Activist for people of Chagos Islands in the Indian Ocean

Sabrina Jean (born 1973) is a second-generation Chagossian and activist for the Chagossian community to return home to the Chagos Islands in the Indian Ocean, administered as part of the British Indian Ocean Territory.

==Background==
Sabrina Jean was born in Mauritius, the daughter of Serge Aristide, who was born on the atoll of Peros Banhos in 1950 but left for Mauritius in 1967 when his mother was unwell. When Aristide tried to return to Peros Banhos in the late 1960s and early 1970s he was told that his home had been given to the UK. Jean's father, Serge Aristide, was among the 1,500-plus people forced to leave the British overseas territory when it was leased to the US to build a military base in Diego Garcia. They were taken in boats to Mauritius and the Seychelles without relocation assistance, and most lived in poverty. Jean moved from Mauritius to the town of Crawley in the UK in 2006. Crawley is home to around 3,000 second-generation Chagossians, Britain's largest Chagossian population.

==Activism==
In Mauritius Jean joined a youth group of Chagossians led by Olivier Bancoult, which brought a sense of community and awareness to the second and third generation Chagossians born in Mauritius.
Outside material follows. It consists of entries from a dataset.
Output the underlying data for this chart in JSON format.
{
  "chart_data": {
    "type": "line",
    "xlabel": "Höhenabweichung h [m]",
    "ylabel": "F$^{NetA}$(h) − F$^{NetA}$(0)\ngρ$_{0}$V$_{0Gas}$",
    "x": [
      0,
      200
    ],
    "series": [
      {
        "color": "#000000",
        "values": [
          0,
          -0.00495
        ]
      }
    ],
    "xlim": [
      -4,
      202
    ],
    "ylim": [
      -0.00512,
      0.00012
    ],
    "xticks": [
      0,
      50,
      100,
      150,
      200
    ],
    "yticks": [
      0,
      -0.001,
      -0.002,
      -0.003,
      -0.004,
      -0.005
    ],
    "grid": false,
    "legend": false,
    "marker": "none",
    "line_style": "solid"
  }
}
On relocating to Crawley in 2006, Jean became chairperson of the Chagos Refugee Group In 2011 she was allowed by the UK government to visit her home island of Peros Banhos, part of the Chagos Islands for the first and only time, visiting the homeland of her father. Speaking of the atoll, Jean said “There is nothing, just structures of houses and of the church. There is nothing inside. Nothing. It's deserted. It was heartbreaking to see it with my own eyes.”

In 2013 Jean helped found the Chagos Football Association and is its current chairperson.

==Another Paradise==
A documentary film by Belgian film director Olivier Magis that chronicles the plight of the Chagossian community in Crawley, Another Paradise, was released in 2019 and features Jean throughout.